ROANOKE TIMES

                         Roanoke Times
                 Copyright (c) 1995, Landmark Communications, Inc.

DATE: THURSDAY, October 19, 1995                   TAG: 9510210010
SECTION: NEIGHBORS                    PAGE: E-1   EDITION: METRO  
SOURCE: CHARLES STEBBINS STAFF WRITER
DATELINE:                                 LENGTH: Medium


PAINTING THE PAST

BUFORD Lumsden has fond memories of the "Big House."

It was a second home, almost, an extension of school, a place of rest and relaxation and a place of learning. And it was always open.

"I spent a lot of time there with my friends," Lumsden said of the Buena Vista Recreation Center at Penmar Avenue and Ninth Street Southeast. It's known as the Big House because when Col. George P. Tayloe built it in 1833, it was the largest plantation house in the area.

The city of Roanoke, owner of the house since 1937, turned it into a recreation center about 1940.

"There was a jukebox there, and they had dances on Friday and Saturday nights," remembered Lumsden, the retired owner of a Roanoke County surveying and engineering business.

Games and other activities as well as a boxing room on the second floor also kept youngsters busy.

And, although he was a regular at the Buena Vista center for only the three years he attended Jackson Junior High School, Lumsden said, "I have a lot of warm memories of the Big House."

"The Big House was a extension of Jackson Park," he said. "This was a recreation place for boys and girls and for everybody in the whole area."
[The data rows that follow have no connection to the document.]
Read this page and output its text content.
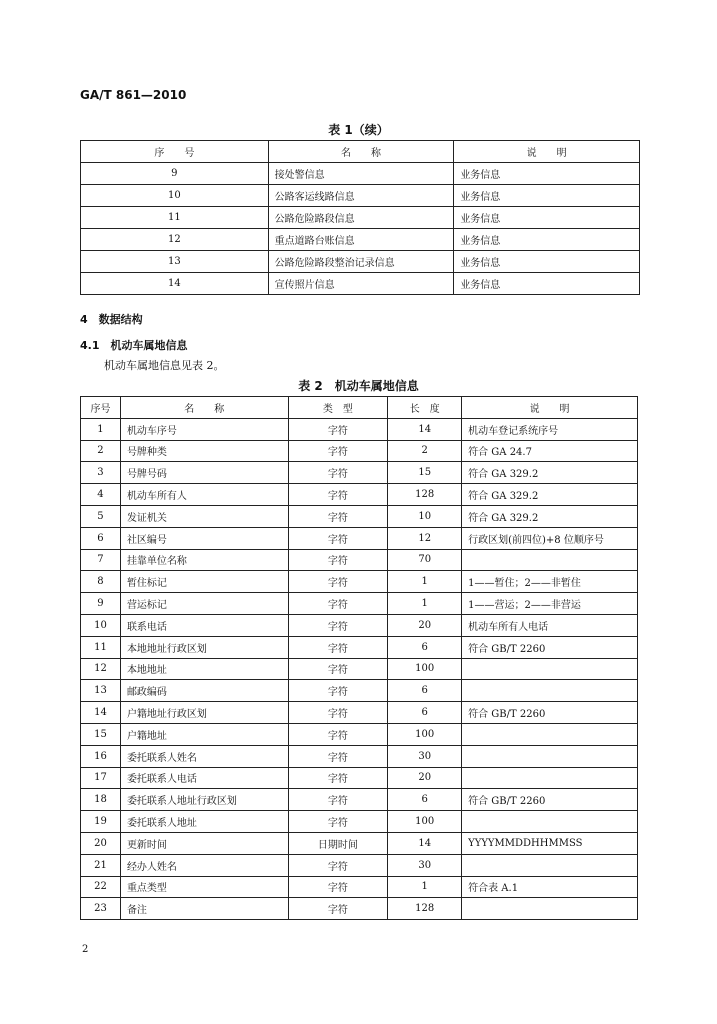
GA/T 861—2010
表 1（续）
序　　号	名　　称	说　　明
9	接处警信息	业务信息
10	公路客运线路信息	业务信息
11	公路危险路段信息	业务信息
12	重点道路台账信息	业务信息
13	公路危险路段整治记录信息	业务信息
14	宣传照片信息	业务信息
4　数据结构
4.1　机动车属地信息
机动车属地信息见表 2。
表 2　机动车属地信息
序号	名　　称	类　型	长　度	说　　明
1	机动车序号	字符	14	机动车登记系统序号
2	号牌种类	字符	2	符合 GA 24.7
3	号牌号码	字符	15	符合 GA 329.2
4	机动车所有人	字符	128	符合 GA 329.2
5	发证机关	字符	10	符合 GA 329.2
6	社区编号	字符	12	行政区划(前四位)+8 位顺序号
7	挂靠单位名称	字符	70	
8	暂住标记	字符	1	1——暂住；2——非暂住
9	营运标记	字符	1	1——营运；2——非营运
10	联系电话	字符	20	机动车所有人电话
11	本地地址行政区划	字符	6	符合 GB/T 2260
12	本地地址	字符	100	
13	邮政编码	字符	6	
14	户籍地址行政区划	字符	6	符合 GB/T 2260
15	户籍地址	字符	100	
16	委托联系人姓名	字符	30	
17	委托联系人电话	字符	20	
18	委托联系人地址行政区划	字符	6	符合 GB/T 2260
19	委托联系人地址	字符	100	
20	更新时间	日期时间	14	YYYYMMDDHHMMSS
21	经办人姓名	字符	30	
22	重点类型	字符	1	符合表 A.1
23	备注	字符	128	
2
The Big House "was the place to go. It provided good, clean fun," recalled Herbert "Fubby" Overstreet, one of Lumsden's buddies. The normal routine, he said, was to play in Jackson Park during the day and go to the Big House at night.

"The girls were there at night," he recalled.

"The Big House meant a lot to many people," Overstreet said. "Kids from other sections of the city went there, too."

Because of his fondness for the Big House, Lumsden is putting his retirement hobby - watercolor painting - to work to benefit the center.

Lumsden will sell 14-by-22-inch prints of a watercolor he painted of the Big House and will donate the proceeds to the Roanoke Department of Parks and Recreation for the building's care.

"This is a way for me to give something back to a place that meant so much to me when I was growing up," said Lumsden, who began painting six years ago at the age of 60.

Overstreet said he thinks having a print will help preserve the history of Buena Vista, which was named after a battle in the war between the United States and Mexico in 1846.

Steven Warren, information specialist with the Parks and Recreation Department, said this type of donation is a first for the department but there are many projects the money could be used for.

Among them are new materials for recreation programs, new furniture and decorations, and general repairs. John Kern, director of the Roanoke regional historic preservation office house in the center, suggested the proceeds could be used to restore the building's interior to its original color scheme.

Lumsden says any use would suit him.

His goal is to get the prints ready early enough so people can give them as Christmas gifts.

Lumsden says it will cost nearly $1,000 to make the proof of the painting and about 250 copies. He expects to recover only about three-fourths of the printing costs and donate the rest to the Big House.

Lumsden decided to paint the center and sell prints after completing a similar project for his wife' family reunion. Lumsden painted her family's homeplace in Alleghany County, and relatives bought nearly 50 prints. The profits went into a fund to help finance the next reunion.

Since he's started the project, Lumsden said, he's discovered considerable interest among his friends in a new painting of the center.

"Everybody I talked to wanted a copy," said Lumsden, who "always wanted to paint but never had the time."

After retirement, he took lessons from Vera Dickerson, a Roanoke artist and teacher, and George Shumate, a wildlife artist, even though "I could draw pretty well and had been drawing since I was a small child."

Lumsden has painted many buildings and landscapes, including several scenes of the state Capitol. One, painted at the request of Del. Richard Cranwell D-Roanoke County, now hangs in Cranwell's Richmond office. Lumsden also has painted the Hofauger House at Explore Park.

Prints of Lumsden's painting will be available about Nov. 15 at his office, 4664 Brambleton Ave. S.W., Roanoke 24018, or by calling 774-4411. The cost is $30 per print if picked up in person or $35 by mail. Prints will be on display, but not for sale, at the Roanoke Department of Parks and Recreation, 210 Reserve Ave. S.W. and at the Buena Vista Center.


Memo: NOTE: Also ran in October 24, 1995 Current.